ACLJ in Court on Behalf of Crisis Pregnancy Centers
Yesterday I had the honor of presenting argument to the 9th Circuit Court of Appeals in San Francisco on behalf of three California crisis pregnancy centers (CPC) challenging that state’s recently enacted Reproductive FACT Act. (A video of the argument can be viewed here.) Our clients, LivingWell Medical Clinic, Pregnancy Care Center North Coast, and Confidence Pregnancy Center, are nonprofit pregnancy resource centers that exist to help women facing unplanned pregnancies by offering counseling about options, pregnancy tests, limited obstetrical ultrasounds, and material assistance. All services are provided free of charge. Because our clients believe that abortion is a bad option for women, they tailor their approach in a way that focuses on encouraging women to accept the gift of new life and bring their babies to term.
The centers do not refer for or counsel in favor of abortion at any time.
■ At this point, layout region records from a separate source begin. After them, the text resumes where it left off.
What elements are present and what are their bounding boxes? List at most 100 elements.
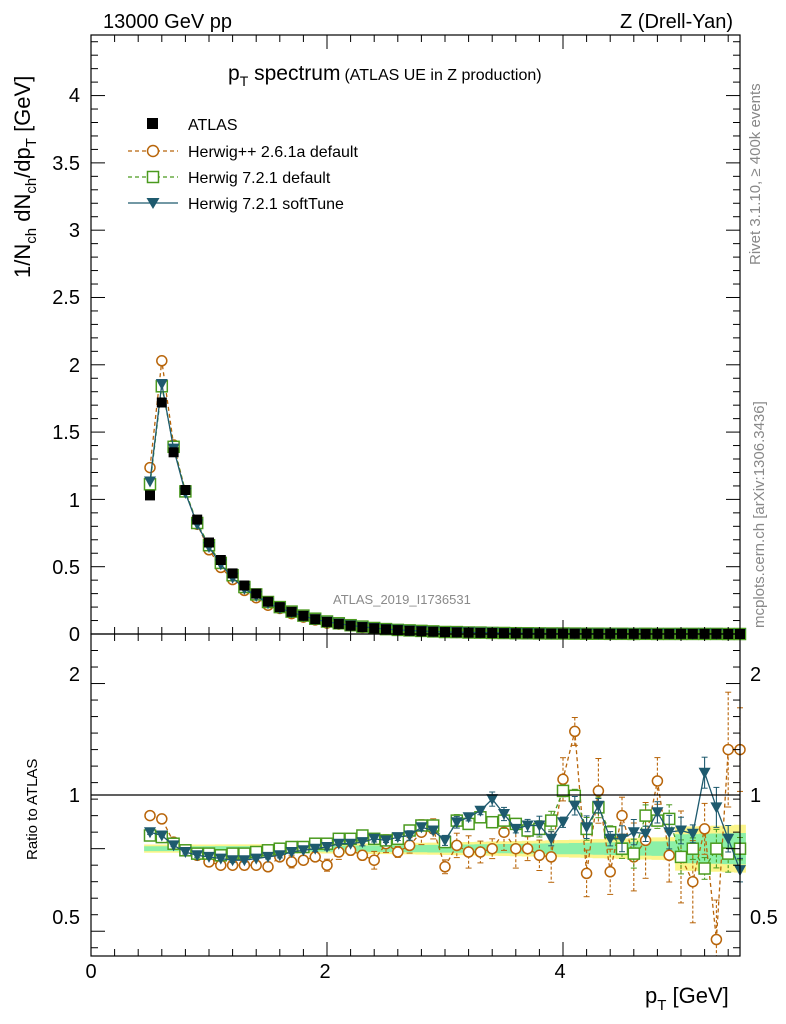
- ratio-uncertainty-bands: [144, 824, 746, 873]
- x-tick-label: 4: [554, 961, 565, 983]
- ratio-point-herwig721: [639, 809, 652, 822]
- ratio-point-herwigpp: [545, 851, 557, 863]
- ratio-point-herwigpp: [569, 725, 581, 738]
- ratio-point-softtune: [356, 837, 369, 849]
- main-point-atlas: [215, 555, 226, 565]
- ratio-point-herwigpp: [439, 861, 451, 873]
- ratio-point-softtune: [285, 847, 298, 858]
- ratio-point-herwigpp: [533, 849, 546, 862]
- ratio-point-softtune: [521, 820, 534, 832]
- y-tick-label: 2: [69, 355, 80, 377]
- ratio-point-herwigpp: [297, 854, 310, 866]
- mcplots-label: mcplots.cern.ch [arXiv:1306.3436]: [751, 401, 768, 628]
- ratio-point-herwigpp: [710, 933, 723, 946]
- y-tick-label: 0: [69, 624, 80, 646]
- ratio-tick-label-right: 2: [750, 664, 761, 686]
- ratio-point-softtune: [486, 794, 499, 806]
- ratio-point-herwigpp: [403, 839, 416, 852]
- main-point-softtune: [155, 379, 168, 390]
- main-point-atlas: [168, 447, 179, 458]
- ratio-point-herwigpp: [687, 875, 699, 888]
- process-label: Z (Drell-Yan): [620, 11, 733, 33]
- main-point-herwigpp: [156, 355, 168, 367]
- ratio-point-softtune: [568, 800, 581, 812]
- ratio-point-herwig721: [710, 842, 723, 855]
- main-point-atlas: [263, 596, 273, 607]
- ratio-point-herwig721: [485, 815, 499, 829]
- ratio-point-herwigpp: [486, 842, 498, 855]
- main-point-herwigpp: [144, 461, 156, 474]
- ratio-tick-label-right: 1: [750, 785, 761, 807]
- ratio-point-softtune: [533, 820, 546, 832]
- ratio-point-softtune: [604, 833, 617, 845]
- main-point-atlas: [204, 537, 214, 548]
- ratio-point-softtune: [415, 822, 428, 834]
- main-point-atlas: [227, 568, 238, 579]
- main-point-atlas: [298, 610, 309, 621]
- main-point-atlas: [451, 627, 462, 638]
- x-axis-label: pT [GeV]: [645, 983, 729, 1014]
- ratio-point-herwig721: [627, 847, 641, 860]
- ratio-tick-label: 0.5: [52, 907, 80, 929]
- y-tick-label: 3.5: [52, 153, 80, 175]
- legend-herwigpp-marker: [146, 144, 160, 158]
- ratio-point-herwigpp: [262, 861, 274, 873]
- analysis-watermark: ATLAS_2019_I1736531: [333, 592, 471, 607]
- y-tick-label: 2.5: [52, 287, 80, 309]
- main-point-atlas: [357, 622, 368, 633]
- ratio-point-softtune: [557, 817, 569, 829]
- ratio-point-herwigpp: [510, 842, 522, 855]
- ratio-point-herwigpp: [285, 856, 298, 868]
- main-point-softtune: [144, 476, 156, 488]
- ratio-band-stat: [144, 833, 746, 865]
- main-point-atlas: [404, 625, 415, 636]
- main-point-atlas: [475, 627, 486, 638]
- x-tick-label: 0: [85, 961, 96, 983]
- ratio-tick-label: 2: [69, 664, 80, 686]
- ratio-point-herwigpp: [356, 849, 369, 862]
- ratio-point-softtune: [498, 809, 510, 820]
- ratio-point-herwigpp: [392, 846, 404, 858]
- ratio-point-herwig721: [698, 862, 711, 875]
- ratio-point-softtune: [439, 835, 451, 847]
- main-point-atlas: [428, 626, 439, 637]
- ratio-point-softtune: [155, 830, 168, 842]
- ratio-point-softtune: [427, 825, 440, 837]
- ratio-point-herwigpp: [557, 773, 569, 786]
- ratio-point-softtune: [545, 833, 558, 845]
- ratio-point-softtune: [450, 817, 463, 829]
- ratio-point-softtune: [309, 843, 322, 855]
- ratio-point-softtune: [663, 827, 676, 839]
- legend-atlas-label: ATLAS: [188, 117, 238, 134]
- ratio-point-softtune: [675, 825, 687, 837]
- plot-title: pT spectrum (ATLAS UE in Z production): [228, 62, 542, 89]
- ratio-tick-label: 1: [69, 785, 80, 807]
- main-point-atlas: [156, 397, 167, 408]
- y-tick-label: 3: [69, 220, 80, 242]
- axis-ticks: [90, 35, 740, 956]
- main-point-atlas: [310, 614, 321, 625]
- ratio-point-softtune: [191, 850, 204, 862]
- ratio-point-softtune: [344, 838, 357, 850]
- legend-atlas-marker: [147, 118, 158, 129]
- ratio-point-softtune: [179, 847, 192, 858]
- ratio-point-herwigpp: [604, 866, 616, 878]
- ratio-point-softtune: [592, 800, 605, 812]
- ratio-point-softtune: [639, 828, 652, 840]
- ratio-point-herwig721: [544, 814, 558, 827]
- ratio-point-softtune: [722, 833, 735, 845]
- ratio-point-softtune: [616, 833, 628, 845]
- y-axis-label: 1/Nch dNch/dpT [GeV]: [10, 76, 40, 278]
- y-tick-label: 1: [69, 490, 80, 512]
- ratio-point-softtune: [627, 827, 640, 839]
- ratio-point-softtune: [380, 835, 392, 847]
- ratio-point-herwig721: [674, 850, 688, 864]
- main-point-atlas: [180, 485, 191, 495]
- ratio-point-herwigpp: [451, 839, 463, 852]
- ratio-point-herwigpp: [663, 849, 675, 862]
- rivet-label: Rivet 3.1.10, ≥ 400k events: [747, 83, 764, 265]
- legend-herwigpp-label: Herwig++ 2.6.1a default: [188, 144, 358, 161]
- ratio-point-softtune: [686, 828, 699, 840]
- main-point-atlas: [333, 618, 344, 629]
- ratio-point-softtune: [167, 840, 180, 852]
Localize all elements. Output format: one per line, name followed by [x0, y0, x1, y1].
The new California law, however, compels them to post a sign in their waiting rooms, or hand to each potential client a notice that tells them that their state government will provide them with a free abortion (assuming they meet eligibility requirements) and tells them to call the phone number of a local social services office for more information. In other words, these centers, whose very existence is premised on a mission to discourage abortion (and encourage life) are forced – at the very outset of their contact with women in crisis – to become cheerleaders for NARAL, the co-sponsor and probable author of the FACT Act.
Along with Kevin Snider of the Pacific Justice Center and Matt Bowman of the Alliance Defending Freedom, who represent other California CPCs, we presented arguments focusing on how the FACT Act violates our clients’ Free Speech rights as protected by the First Amendment. The Supreme Court has long held that, under the First Amendment, just as government is not allowed to tell citizens what they cannot say, even so it cannot dictate to citizens what they must say. And any exceptions to this general rule require that speech restricting – or compelling – laws be subjected to (at least) exacting scrutiny that asks whether the government has tried alternative, less restrictive, ways of attaining its goals. (You can read our legal briefs here and here.) Federal courts in both New York (2d Circuit) and Maryland (4th Circuit) have, in recent years, upheld injunctions against laws similar to the FACT Act, pointing out that the government has ample means to spread its own message without conscripting crisis pregnancy centers to speak that message for them. So far, however, the lower courts in California have not followed the lead of those other courts and have denied requests for injunctions made by our clients and other CPCs. We are arguing that the 9th Circuit should reverse the lower courts and protect the First Amendment rights of the CPCs.
Some of the questions from the Court at yesterday’s argument highlighted that the State of California really doesn’t appear to have given much thought to alternative ways to get its message out about public assistance available for so-called “reproductive services” such as abortion. Rather, urged on by the abortion partisans of NARAL, the State has chosen to sacrifice the First Amendment freedoms of abortion opponents by forcing them to act as ventriloquist’s dummies for a message they consider harmful to the women they seek to help.
We are cautiously optimistic that – whether at the 9th Circuit or, if necessary, at the Supreme Court of the United States – the First Amendment rights of California’s CPCs will be vindicated.